1.Assume that magic can help with inbreeding issues, and/or that enough fresh genetic stock can be imported over time to compensate without altering the population size significantly.

2.Yeah, a lot of the founders are going to keep having kids. It took nearly 30 years before they realized they might be immortal, so before that, they were thinking along the lines of "gotta have kids to populate this city when we all die". So a baby boom like unto the one that happened shortly after WWII in the US.

Tvtyrant
2011-05-22, 03:07 PM
I would put it at a 50% increase the first 3 years (2 children in three years is not the highest possible but faster than that puts a lot of strain on the female body, as well as having one child still in need of constant attention while you also have a newborn). So around 800 in 3 years, and up to 1500 in 10. The greater part of the population is children though. Assuming no die off rate, the population climbs up to 2,000 by the time the 14 years rolls round. At this point the kids start getting it on (the oldest ones) so you get an additional 41 kids every other year or so, with an increase of 41 near entries into adulthood every year and a half if the population bred at a steady rate.

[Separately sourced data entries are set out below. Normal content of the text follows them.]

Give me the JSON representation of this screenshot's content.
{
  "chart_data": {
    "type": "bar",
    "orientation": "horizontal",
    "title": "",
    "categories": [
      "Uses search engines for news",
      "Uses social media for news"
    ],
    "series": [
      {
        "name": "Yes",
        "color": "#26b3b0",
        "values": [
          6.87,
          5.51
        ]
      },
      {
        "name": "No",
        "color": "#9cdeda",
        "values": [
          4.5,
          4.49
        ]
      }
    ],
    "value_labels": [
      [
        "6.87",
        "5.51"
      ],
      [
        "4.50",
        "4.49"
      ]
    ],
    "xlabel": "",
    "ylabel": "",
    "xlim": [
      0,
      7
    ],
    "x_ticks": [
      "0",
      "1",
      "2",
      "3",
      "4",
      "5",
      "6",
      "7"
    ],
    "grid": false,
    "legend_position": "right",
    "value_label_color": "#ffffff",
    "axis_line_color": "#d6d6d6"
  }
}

Assuming the mating pairs really concentrate on keeping their children safe and there aren't a lot of diseases floating around around 1 in 10 children will probably die (which is a really good rate historically). So this should be factored into each step. Basically the towns population will skyrocket until people stop having so many babies or something bad happens. The stop having babies one is likely within 20 years or so, when the rate will drop to a cultural number rather then a production rate (rather then "a child per so many years" there will be "three children" or "four children."

Godskook
2011-05-22, 04:53 PM
Except most of the population is non-human, which means altered birth rates, especially among the more traditionally belligerent races, like goblin/kobolds who give birth *far* more frequently.

Tvtyrant
2011-05-22, 05:12 PM
Except most of the population is non-human, which means altered birth rates, especially among the more traditionally belligerent races, like goblin/kobolds who give birth *far* more frequently.

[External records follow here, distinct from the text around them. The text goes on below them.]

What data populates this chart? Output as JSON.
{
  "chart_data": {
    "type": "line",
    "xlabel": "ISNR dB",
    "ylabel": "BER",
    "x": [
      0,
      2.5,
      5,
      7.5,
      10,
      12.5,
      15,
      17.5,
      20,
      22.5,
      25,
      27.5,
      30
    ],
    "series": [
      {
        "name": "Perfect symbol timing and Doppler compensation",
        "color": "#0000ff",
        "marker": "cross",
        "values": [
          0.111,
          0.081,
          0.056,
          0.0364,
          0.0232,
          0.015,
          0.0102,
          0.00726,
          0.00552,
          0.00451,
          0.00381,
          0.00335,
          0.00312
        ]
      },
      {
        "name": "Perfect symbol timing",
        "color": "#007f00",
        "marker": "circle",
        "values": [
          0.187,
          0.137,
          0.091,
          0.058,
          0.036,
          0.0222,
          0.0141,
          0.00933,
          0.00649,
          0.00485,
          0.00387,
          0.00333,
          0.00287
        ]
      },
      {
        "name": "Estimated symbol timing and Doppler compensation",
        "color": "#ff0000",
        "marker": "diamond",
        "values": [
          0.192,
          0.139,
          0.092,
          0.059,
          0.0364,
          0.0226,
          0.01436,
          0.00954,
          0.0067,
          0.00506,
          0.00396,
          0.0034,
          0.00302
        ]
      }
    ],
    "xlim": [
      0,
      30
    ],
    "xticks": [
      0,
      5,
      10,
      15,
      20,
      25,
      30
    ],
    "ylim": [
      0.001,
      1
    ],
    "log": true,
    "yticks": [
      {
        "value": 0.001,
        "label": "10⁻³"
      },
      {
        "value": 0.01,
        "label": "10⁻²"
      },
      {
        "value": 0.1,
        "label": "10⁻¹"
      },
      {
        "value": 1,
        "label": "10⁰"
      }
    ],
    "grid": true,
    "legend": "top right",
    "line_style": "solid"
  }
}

I would, except that I have no idea how those give birth. A litter of Kobolds would change everything, but how big is the litter? How often do Goblins give birth? I don't know of any books that give that kind of information, so I just went with people.

Jay R
2011-05-23, 11:37 AM
Based on everything above, I'm making the following assumptions:

Current population of 167 females.
All current members of the population can breed for 100 years and plan to do so.
New members have a breeding life of roughly twenty years, starting at age 15.
50% of babies are female.

The problem is the magic available for healing, curing disease, and raising the dead. If one assumes no infant mortality and that all mortals die at age 70, then in 100 years, there will be over 120,000 people living there.

So what influences have we ignored? If 500 people are enough to handle the Tarrasque, then after there are ten times as many, there will be no particular compulsion to produce more. Furthermore, that large an increase involves clearing lots of new land each year. How do the neighbors feel about that? Even if it's a wilderness, there are animals being pushed out. They will push back.

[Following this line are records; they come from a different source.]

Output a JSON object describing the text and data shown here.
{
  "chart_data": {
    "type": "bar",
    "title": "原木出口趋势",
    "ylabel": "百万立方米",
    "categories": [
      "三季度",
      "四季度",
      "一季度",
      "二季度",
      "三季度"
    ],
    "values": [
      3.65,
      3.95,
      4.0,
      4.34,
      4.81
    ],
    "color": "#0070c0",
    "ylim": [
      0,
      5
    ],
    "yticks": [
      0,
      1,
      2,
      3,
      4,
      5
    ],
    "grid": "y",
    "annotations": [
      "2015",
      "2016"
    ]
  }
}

Also, that fast a growing population will develop schisms within them. The different races that grew up in a crowded city won't be nearly as cozy as the founders were.

Any civilizations within a few hundred miles would look on such a city with alarm. Any wars due?

So I repeat: you can have pretty much any number you want, from 0 to 120,000 (or more - the breeding assumptions could be increased). What number serves your game?